La faute aux changements climatiques

La valeur du sirop a aussi poussé 200 nouveaux producteurs à se lancer sur le marché cette année, ce qui devrait augmenter le rendement. Déjà l'année dernière, les prix avaient incité de nouveaux exploitants à entailler les érables.

Ce sont souvent de jeunes retraités ou des propriétaires de petites sucreries qui ne vendaient qu'aux amis et à la famille, qui décident maintenant de produire plus et de commercialiser leur sirop.

Cette année, la météo semble être de leur côté. «Dans notre région, quand ça coule avant la Saint-Joseph, qui est le 19 mars, on a de bonnes chances d'avoir une bonne saison», explique Gérald Brisebois, acériculteur de Mont-Laurier. Et depuis une bonne dizaine de jours, ça coule. «Ça gèle la nuit, ça dégèle le jour, explique M. Brisebois. Et la qualité est superbe.»

Ce qui ferait mal à la production serait un réchauffement rapide et irréversible dans les prochains jours. Un printemps qui s'invite trop vite met fin aux sucres. «Avec les changements climatiques, on n'ose plus faire de prédictions. Il faudrait arrêter de réchauffer ça, cette planète-là.»

Gérald Brisebois n'est pas le seul à croire que la température de la planète est responsable des malheurs des acériculteurs. «Les changements climatiques créent une instabilité plus grande durant les périodes de transition des saisons», explique l'agronome Jean-Pierre Bellegarde, de la Fédération des producteurs acéricoles du Québec. Et c'est durant cette fragile période que tout se joue, pour l'érable. Les dernières années, le mois de mars a été froid et le mois d'avril soudainement chaud, explique M. Bellegarde.

Dans certaines régions du Québec, 2008 a donné moins de la moitié du sirop récolté habituellement, alors qu'aux États-Unis l'année dernière a été exceptionnelle.

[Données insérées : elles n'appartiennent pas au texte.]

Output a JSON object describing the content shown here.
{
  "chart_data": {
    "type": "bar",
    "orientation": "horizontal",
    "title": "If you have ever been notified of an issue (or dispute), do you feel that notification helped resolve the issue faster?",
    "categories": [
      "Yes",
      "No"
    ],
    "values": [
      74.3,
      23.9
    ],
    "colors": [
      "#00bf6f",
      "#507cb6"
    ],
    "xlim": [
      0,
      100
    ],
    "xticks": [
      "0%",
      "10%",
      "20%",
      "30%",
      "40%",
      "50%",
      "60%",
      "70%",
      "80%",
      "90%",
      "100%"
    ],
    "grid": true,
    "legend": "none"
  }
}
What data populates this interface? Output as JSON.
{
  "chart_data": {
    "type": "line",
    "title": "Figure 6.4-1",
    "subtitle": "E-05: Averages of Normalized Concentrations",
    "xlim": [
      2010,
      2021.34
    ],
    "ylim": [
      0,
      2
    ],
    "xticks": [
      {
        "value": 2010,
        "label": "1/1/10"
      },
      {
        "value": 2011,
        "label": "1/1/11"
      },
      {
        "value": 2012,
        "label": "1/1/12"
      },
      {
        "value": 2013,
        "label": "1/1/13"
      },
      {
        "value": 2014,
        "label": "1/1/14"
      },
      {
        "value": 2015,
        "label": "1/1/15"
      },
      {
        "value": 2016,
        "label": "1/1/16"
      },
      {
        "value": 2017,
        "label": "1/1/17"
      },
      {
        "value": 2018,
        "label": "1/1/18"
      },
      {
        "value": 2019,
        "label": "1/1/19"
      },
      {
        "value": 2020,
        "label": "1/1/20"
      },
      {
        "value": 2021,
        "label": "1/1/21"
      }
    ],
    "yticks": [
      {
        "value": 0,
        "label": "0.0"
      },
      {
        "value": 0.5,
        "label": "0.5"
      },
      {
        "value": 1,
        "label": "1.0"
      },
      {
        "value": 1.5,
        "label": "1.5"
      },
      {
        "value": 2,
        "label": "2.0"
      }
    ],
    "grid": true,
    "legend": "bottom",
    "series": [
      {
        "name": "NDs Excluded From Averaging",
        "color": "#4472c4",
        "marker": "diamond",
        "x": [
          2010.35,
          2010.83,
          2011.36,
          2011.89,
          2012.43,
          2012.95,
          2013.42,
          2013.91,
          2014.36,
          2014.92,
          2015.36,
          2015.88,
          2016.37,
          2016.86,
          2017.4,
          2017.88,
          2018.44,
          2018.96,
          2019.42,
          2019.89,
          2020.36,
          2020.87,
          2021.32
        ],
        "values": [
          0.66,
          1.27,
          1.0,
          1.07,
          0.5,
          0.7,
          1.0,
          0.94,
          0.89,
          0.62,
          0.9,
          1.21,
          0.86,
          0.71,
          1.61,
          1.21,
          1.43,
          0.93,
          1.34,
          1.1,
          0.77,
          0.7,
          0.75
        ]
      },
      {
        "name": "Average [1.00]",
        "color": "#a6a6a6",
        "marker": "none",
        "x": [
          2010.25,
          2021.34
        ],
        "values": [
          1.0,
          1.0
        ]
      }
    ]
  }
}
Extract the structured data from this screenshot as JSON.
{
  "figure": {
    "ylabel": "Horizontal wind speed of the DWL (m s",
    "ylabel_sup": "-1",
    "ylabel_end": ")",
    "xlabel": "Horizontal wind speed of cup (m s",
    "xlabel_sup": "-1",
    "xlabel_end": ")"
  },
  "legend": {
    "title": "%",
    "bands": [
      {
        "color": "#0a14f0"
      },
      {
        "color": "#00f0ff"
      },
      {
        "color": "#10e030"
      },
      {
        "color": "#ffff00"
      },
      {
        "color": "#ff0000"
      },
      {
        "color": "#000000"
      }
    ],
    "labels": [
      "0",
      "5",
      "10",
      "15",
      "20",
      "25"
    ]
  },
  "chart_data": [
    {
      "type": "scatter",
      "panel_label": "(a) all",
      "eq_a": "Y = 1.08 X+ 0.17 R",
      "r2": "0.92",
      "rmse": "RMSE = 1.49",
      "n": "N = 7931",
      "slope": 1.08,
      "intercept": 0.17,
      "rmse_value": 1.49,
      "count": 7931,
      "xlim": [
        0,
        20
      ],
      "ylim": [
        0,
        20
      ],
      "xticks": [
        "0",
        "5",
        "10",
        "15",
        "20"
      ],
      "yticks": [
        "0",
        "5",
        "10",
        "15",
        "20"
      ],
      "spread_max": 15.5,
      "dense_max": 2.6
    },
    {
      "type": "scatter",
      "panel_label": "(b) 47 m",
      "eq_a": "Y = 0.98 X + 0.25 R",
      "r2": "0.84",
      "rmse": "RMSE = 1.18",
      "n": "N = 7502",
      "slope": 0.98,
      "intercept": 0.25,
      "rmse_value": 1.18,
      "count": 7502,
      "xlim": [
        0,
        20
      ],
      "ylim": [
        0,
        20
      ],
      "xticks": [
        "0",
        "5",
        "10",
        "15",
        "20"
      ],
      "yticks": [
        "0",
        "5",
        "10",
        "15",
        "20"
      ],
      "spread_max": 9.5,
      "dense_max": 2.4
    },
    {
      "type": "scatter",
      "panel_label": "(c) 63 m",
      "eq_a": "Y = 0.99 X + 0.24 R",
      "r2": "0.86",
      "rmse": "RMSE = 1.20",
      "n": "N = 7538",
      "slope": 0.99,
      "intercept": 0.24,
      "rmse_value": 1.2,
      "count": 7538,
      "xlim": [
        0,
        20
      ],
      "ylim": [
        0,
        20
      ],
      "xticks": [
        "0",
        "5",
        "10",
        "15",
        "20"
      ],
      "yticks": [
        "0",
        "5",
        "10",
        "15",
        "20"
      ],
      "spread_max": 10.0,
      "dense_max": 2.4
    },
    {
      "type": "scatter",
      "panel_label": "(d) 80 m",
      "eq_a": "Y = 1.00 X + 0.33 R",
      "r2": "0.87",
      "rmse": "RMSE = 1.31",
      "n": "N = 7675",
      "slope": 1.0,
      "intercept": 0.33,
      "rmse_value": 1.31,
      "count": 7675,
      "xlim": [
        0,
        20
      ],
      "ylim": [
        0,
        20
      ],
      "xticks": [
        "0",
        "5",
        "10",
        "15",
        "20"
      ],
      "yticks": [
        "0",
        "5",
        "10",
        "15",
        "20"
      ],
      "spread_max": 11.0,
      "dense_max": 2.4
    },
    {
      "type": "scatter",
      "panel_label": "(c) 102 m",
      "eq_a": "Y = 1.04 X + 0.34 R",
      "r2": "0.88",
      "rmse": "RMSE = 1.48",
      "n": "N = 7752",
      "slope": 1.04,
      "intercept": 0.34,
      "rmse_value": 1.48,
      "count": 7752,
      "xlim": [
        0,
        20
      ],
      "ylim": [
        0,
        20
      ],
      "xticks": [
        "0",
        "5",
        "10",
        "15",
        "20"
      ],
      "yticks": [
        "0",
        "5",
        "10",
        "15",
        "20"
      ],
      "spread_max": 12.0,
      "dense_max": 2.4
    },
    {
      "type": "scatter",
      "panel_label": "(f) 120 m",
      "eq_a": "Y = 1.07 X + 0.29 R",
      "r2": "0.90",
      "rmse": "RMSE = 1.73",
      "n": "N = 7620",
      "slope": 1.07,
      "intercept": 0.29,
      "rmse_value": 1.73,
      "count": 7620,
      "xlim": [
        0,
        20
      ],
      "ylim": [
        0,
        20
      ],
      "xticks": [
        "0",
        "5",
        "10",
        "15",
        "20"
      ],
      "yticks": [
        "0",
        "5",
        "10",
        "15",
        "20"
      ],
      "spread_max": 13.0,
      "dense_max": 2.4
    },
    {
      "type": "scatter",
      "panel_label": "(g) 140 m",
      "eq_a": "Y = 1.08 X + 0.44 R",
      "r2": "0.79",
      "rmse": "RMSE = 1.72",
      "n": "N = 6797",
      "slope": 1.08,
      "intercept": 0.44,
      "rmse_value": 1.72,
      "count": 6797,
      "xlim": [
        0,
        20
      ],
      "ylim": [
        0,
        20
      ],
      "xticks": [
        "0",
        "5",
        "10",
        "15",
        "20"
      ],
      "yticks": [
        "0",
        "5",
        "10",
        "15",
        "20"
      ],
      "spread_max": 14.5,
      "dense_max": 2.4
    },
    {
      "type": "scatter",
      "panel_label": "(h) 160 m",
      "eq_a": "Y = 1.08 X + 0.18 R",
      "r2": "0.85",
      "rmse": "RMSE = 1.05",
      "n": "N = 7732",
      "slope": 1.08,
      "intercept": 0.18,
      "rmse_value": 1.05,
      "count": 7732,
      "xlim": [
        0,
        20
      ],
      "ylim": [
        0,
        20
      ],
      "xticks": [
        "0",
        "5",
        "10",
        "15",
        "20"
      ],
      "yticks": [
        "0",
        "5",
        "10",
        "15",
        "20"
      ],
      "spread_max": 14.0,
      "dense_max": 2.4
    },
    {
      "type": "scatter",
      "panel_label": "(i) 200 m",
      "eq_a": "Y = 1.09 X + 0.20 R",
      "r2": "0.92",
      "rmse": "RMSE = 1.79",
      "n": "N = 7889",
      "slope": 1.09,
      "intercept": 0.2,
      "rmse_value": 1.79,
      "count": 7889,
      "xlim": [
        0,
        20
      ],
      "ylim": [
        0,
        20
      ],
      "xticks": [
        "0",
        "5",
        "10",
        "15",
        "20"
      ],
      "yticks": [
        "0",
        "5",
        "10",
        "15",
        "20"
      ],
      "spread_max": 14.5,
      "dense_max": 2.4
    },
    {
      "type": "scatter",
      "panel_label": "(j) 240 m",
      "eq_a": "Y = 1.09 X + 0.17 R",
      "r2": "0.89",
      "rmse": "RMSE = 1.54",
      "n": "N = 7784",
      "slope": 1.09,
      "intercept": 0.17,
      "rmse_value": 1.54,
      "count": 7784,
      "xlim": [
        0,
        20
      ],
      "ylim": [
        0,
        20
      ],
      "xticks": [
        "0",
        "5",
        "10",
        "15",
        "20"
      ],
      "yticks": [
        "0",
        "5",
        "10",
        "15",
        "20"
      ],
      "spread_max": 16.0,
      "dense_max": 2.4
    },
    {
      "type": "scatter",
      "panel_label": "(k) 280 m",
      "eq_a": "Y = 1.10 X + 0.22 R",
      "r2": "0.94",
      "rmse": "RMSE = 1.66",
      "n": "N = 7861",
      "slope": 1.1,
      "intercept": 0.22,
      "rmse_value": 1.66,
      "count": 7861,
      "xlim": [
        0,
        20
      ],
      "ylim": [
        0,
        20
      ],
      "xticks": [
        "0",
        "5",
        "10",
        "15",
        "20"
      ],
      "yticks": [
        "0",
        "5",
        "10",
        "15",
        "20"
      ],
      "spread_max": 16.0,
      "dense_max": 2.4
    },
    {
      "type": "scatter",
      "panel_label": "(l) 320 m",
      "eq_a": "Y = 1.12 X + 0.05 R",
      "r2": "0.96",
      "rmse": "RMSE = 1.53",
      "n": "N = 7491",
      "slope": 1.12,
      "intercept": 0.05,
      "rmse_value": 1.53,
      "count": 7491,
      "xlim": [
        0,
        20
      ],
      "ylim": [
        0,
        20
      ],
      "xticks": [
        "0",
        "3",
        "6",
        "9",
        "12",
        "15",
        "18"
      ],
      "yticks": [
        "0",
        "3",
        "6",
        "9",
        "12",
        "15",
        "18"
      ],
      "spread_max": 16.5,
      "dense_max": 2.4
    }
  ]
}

«Pour établir quels sont les effets des changements climatiques ou du réchauffement de la planète sur l'acériculture, il faut regarder les données sur une très longue période, explique le professeur Timothy Perkins, du Centre de recherche sur l'érable de l'Université du Vermont. Aux États-Unis, durant les 40 dernières années, nous avons la même production, mais la période a changé.» Le temps des sucres chez l'Oncle Sam commence aujourd'hui une semaine plus tôt. Et, fait plus important, il dure trois jours de moins. «Ça peut paraître peu, explique le professeur Perkins, mais il y a 40 ans, la période durait 33 jours. Maintenant, seulement 30. C'est une diminution de 10%.»

Heureusement, la récolte, elle, n'a pas diminué d'autant parce que les méthodes de production se sont améliorées.

Plus de la moitié des érablières du monde se trouvent au sud de la frontière, mais il s'agit souvent de petites exploitations traditionnelles qui produisent peu de sirop. Les 7400 acériculteurs du Québec produisent 75% de tout le sirop d'érable du monde.